Folha de S. Paulo


Postura de Teori fica como principal herança

Leio no resumo biográfico preparado por Frederico Vasconcelos sobre Teori Zavascki a frase colocada no título desta coluna. Foi dita pelo ex-ministro a jornalistas, explicando por que preferia manter-se reservado. A meu ver, sintetiza a principal lição deixada pelo jurista morto na quinta (19).

Uma democracia vive do equilíbrio de muitos poderes. Tem mais chance de prosperar quando os atores que os exercem compreendem a fundo o papel do qual estão incumbidos. O distanciamento mostra que Teori sabia o que estava fazendo.

O juiz, para cumprir de maneira adequada a função que lhe foi atribuída pela sociedade, precisa manter a independência.
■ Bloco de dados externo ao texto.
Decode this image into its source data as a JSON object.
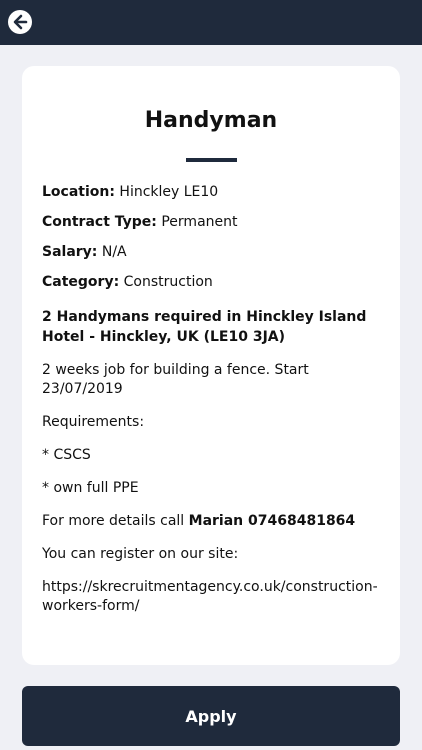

Caso o magistrado esteja, ou pareça estar, envolvido com uma das partes, compromete o veredito que vai proferir. A ideia é óbvia, mas, na prática, difícil de ser sustentada, pois implica controlar a enorme vaidade que a todos consome.

Veja-se, por exemplo, as atuações do ex-ministro Joaquim Barbosa, relator da Ação Penal 470, e do responsável pela Lava Jato em primeira instância, Sergio Moro. No primeiro caso, repetidas manifestações intempestivas no plenário do tribunal, que produziam forte cobertura de imprensa, tiraram-lhe a aura de isenção necessária para conduzir o delicado processo que o sorteio lhe atribuiu. No segundo, ações públicas contra o PT, uma delas admoestada pelo próprio Teori (divulgação do diálogo Dilma-Lula), sem falar na repetida exposição midiática, conspurcaram a imagem de neutralidade técnica que possuía no princípio da operação.

Já Teori agiu em silêncio. Relator da Lava Jato, deu raras declarações e fez poucas aparições em público. Badalação, zero. Imagine-se quanta solidão, e mesmo angústia, nas horas difíceis, deve ter passado. Ganhou, em troca, a medalha representada pela curta frase de Romero Jucá a Sérgio Machado em março passado: "É um cara fechado", para significar que Zavascki era inabordável. O que de melhor se pode esperar de um juiz?

Não significa que Teori estivesse alheio à política. Basta recordar a decisão tomada em maio de 2016 de suspender o mandato de Eduardo Cunha, tirando-o da presidência da Câmara, sem que houvesse precedente constitucional para tanto. Em novembro de 2015, mandou prender Delcídio do Amaral, apesar deste possuir mandato de senador. A delação de Delcídio desencadeou a avalanche que terminaria no impeachment.

Não obstante, Zavascki recebe agora homenagens de todo o espectro partidário, inclusive de Dilma e do PT. O consenso em torno dele, um dos raros acordos que ainda estavam em pé neste país polarizado, decorria da sua imagem de independência. Resta exigir que o próximo relator herde, além da responsabilidade, a postura.